People struggling to make mortgage repayments still behave like ostriches rather than deal with thei...
People struggling to make mortgage repayments still behave like ostriches rather than deal with their problems, according to a joint report by the Building Societies Association and charity Shelter.
"Mutual Advice – BSA and Shelter's guide to mortgage arrears" shows that 91% of those who have a mortgage say that if they had problems making their payments they would contact their mortgage lender.
However, reality bring other reactions as the majority of customers do not contact their lender when faced with difficulties, BSA and Shelter say.
Ben Jackson, director of External Affairs at Shelter, says that "there is a worrying contradiction between what people think they will do and what they actually do when faced with mortgage arrears".

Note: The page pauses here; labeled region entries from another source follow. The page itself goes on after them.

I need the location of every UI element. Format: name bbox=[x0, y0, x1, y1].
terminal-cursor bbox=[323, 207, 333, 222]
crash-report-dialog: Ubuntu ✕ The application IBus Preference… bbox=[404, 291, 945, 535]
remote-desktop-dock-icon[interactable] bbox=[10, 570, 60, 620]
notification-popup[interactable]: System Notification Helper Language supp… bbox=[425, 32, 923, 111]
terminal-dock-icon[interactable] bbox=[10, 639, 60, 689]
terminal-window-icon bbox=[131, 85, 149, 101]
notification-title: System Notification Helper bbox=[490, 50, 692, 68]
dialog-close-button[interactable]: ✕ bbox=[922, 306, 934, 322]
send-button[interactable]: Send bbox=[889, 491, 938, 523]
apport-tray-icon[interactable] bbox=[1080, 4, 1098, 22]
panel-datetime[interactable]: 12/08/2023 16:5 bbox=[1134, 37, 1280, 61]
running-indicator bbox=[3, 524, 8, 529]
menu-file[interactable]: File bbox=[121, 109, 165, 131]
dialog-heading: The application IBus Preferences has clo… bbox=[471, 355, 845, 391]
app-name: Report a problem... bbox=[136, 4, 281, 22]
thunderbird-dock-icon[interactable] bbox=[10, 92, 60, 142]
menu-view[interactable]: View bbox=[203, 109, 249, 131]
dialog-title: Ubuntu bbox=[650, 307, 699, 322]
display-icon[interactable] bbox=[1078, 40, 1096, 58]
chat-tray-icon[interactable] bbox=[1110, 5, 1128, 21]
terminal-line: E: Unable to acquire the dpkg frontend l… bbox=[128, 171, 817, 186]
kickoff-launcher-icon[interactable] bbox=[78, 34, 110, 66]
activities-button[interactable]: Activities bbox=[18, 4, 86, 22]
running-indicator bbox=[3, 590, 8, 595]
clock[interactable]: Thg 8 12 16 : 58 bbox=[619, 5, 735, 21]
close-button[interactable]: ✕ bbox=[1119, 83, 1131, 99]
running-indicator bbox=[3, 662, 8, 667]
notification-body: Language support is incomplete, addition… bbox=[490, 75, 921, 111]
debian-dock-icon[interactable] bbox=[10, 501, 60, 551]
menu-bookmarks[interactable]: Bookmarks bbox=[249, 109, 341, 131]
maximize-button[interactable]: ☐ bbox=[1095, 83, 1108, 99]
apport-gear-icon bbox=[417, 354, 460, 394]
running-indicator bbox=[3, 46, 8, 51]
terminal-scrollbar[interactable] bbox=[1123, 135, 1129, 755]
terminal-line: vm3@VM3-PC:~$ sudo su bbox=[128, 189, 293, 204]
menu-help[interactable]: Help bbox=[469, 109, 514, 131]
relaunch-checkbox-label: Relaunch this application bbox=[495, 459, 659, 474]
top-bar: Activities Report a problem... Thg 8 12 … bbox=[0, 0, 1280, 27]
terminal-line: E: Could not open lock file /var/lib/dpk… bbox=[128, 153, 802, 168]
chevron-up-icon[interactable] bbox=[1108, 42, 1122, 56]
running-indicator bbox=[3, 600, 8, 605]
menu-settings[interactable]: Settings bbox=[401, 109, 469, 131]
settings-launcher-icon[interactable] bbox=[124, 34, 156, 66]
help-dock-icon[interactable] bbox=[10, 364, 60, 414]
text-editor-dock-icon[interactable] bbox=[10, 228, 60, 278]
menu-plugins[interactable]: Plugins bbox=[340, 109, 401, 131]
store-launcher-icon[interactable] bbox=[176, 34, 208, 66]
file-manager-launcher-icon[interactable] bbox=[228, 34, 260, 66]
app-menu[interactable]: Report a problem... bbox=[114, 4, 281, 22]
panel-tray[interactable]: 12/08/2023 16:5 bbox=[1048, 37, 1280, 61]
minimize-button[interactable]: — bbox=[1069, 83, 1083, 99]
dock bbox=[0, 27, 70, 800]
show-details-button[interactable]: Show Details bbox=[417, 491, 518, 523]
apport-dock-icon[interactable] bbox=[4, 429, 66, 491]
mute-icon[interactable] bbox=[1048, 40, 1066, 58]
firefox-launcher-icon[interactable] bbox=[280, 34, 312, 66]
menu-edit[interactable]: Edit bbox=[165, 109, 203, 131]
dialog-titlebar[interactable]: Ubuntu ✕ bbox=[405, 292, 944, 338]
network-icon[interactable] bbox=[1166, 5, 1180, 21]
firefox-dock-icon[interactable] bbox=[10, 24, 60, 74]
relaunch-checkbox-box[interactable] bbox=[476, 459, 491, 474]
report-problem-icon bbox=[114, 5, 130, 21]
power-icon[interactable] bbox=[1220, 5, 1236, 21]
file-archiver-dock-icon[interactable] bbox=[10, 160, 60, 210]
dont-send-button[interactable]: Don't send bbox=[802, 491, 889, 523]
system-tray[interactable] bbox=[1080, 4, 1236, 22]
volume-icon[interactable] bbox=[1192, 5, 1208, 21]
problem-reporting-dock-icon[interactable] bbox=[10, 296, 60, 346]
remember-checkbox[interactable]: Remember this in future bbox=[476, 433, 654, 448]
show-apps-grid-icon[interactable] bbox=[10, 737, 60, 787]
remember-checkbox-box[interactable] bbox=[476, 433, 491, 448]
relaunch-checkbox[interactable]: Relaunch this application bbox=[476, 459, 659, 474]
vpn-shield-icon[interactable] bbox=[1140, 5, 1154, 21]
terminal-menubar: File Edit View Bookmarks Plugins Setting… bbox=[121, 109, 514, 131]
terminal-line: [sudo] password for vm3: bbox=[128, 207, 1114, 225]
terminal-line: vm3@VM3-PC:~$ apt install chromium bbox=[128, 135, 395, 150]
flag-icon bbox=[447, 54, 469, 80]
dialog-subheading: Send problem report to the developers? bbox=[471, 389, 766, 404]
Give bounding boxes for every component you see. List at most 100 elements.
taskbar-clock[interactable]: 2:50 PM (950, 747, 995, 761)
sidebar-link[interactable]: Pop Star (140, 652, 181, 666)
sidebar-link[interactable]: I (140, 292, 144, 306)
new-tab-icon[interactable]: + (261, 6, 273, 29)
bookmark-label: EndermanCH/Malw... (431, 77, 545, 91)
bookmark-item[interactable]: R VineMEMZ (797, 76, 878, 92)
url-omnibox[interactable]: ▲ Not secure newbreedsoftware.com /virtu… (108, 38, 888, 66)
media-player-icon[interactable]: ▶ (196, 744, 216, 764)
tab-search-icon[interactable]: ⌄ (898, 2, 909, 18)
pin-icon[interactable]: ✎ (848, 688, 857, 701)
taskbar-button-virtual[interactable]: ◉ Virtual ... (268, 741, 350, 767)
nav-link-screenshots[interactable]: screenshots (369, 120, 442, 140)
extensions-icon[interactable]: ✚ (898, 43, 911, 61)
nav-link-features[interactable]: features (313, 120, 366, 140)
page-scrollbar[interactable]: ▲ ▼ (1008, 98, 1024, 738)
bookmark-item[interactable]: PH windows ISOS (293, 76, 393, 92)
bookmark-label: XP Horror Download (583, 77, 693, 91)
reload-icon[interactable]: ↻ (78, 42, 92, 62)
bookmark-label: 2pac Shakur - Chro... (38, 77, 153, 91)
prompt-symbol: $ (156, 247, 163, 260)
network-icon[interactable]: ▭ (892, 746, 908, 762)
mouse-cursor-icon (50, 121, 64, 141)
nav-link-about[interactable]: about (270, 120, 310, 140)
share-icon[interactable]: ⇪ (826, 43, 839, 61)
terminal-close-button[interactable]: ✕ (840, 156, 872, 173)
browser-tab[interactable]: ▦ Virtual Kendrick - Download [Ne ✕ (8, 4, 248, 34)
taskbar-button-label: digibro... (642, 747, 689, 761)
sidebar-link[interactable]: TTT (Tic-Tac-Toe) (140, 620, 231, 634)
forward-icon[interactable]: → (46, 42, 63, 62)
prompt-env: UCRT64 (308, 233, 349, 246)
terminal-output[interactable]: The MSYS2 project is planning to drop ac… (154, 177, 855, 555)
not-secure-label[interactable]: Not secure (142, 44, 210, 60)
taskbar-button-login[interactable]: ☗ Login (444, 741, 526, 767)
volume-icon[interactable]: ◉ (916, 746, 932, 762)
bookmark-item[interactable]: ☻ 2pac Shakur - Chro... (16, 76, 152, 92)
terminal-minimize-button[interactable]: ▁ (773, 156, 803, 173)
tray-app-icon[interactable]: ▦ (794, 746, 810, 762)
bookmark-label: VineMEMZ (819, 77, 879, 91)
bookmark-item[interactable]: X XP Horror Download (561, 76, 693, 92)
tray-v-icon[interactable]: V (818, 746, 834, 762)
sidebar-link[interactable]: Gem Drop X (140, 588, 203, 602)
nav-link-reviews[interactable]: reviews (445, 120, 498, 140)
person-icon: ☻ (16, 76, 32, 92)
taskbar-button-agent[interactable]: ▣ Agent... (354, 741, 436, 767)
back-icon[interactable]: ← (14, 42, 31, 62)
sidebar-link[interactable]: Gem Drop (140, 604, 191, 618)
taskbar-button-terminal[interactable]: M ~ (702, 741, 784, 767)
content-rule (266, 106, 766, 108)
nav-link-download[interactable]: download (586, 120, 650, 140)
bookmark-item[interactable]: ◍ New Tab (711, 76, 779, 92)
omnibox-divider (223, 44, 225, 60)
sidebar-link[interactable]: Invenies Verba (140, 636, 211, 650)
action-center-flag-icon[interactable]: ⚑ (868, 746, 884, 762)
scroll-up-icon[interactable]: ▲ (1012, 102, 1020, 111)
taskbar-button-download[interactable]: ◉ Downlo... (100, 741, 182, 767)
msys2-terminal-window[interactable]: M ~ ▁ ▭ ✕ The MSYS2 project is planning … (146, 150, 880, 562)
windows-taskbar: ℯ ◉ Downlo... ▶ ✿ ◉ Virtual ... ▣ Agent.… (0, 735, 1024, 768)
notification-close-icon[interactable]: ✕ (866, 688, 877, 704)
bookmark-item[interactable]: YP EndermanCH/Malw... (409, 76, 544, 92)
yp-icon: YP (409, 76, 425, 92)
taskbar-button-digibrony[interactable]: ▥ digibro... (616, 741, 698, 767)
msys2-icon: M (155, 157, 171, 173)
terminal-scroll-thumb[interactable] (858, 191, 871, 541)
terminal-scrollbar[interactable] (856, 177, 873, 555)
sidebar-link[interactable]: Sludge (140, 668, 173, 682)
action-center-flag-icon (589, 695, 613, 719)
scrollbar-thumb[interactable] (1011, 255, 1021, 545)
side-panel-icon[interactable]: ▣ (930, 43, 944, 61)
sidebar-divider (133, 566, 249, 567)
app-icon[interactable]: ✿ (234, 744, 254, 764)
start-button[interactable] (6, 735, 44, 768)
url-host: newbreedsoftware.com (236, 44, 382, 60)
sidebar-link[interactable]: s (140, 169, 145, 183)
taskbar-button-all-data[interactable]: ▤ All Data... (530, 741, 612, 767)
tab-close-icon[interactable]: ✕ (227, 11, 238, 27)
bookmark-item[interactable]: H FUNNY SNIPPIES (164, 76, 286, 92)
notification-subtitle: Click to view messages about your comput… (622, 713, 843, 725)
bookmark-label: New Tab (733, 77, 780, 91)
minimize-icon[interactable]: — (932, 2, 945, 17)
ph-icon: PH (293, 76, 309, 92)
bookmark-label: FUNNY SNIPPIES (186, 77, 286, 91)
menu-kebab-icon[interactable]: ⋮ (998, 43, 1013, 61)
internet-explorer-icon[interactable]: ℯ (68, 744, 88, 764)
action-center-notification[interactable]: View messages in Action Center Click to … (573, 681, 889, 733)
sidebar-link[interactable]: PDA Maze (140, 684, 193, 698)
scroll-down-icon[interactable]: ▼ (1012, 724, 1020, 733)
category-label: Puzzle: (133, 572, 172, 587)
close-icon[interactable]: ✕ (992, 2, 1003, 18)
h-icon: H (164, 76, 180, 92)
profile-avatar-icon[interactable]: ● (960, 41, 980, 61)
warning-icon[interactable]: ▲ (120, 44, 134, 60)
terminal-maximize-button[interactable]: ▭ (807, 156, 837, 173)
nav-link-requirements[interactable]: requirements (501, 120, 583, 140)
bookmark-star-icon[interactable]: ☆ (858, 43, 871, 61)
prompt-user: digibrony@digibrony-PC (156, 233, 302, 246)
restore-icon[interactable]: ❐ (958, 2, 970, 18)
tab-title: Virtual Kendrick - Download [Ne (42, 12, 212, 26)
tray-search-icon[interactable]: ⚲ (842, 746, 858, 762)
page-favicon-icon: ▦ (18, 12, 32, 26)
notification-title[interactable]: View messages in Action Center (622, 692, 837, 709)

"Having difficulty paying for your home is a particularly stressful and traumatic experience - there is a real fear that it could ultimately lead to the devastating outcome of homelessness," he says.
But burying your head in the sand is not the solution. Shelter and BSA urge people who are currently experiencing mortgage arrears or those who predict problems will arise to "act now" as it often will make the process easier, and will help customers to keep their home.
People who turn a blind eye to their problems might face even more difficulties in the future, the report adds.
Adrian Coles, director general of the BSA, says that building societies do not want to repossess people's homes, and will do everything they can to reschedule payments and help someone organise their finances.
"During that first call to their building society, it is important for the mortgage arrears process to be two-way, with the customer being totally honest about their financial situation."
Despite a 53% drop in mortgage arrears over the last five years, there are still nearly 110,000 homeowners finding it hard to pay for their mortgages, the report says.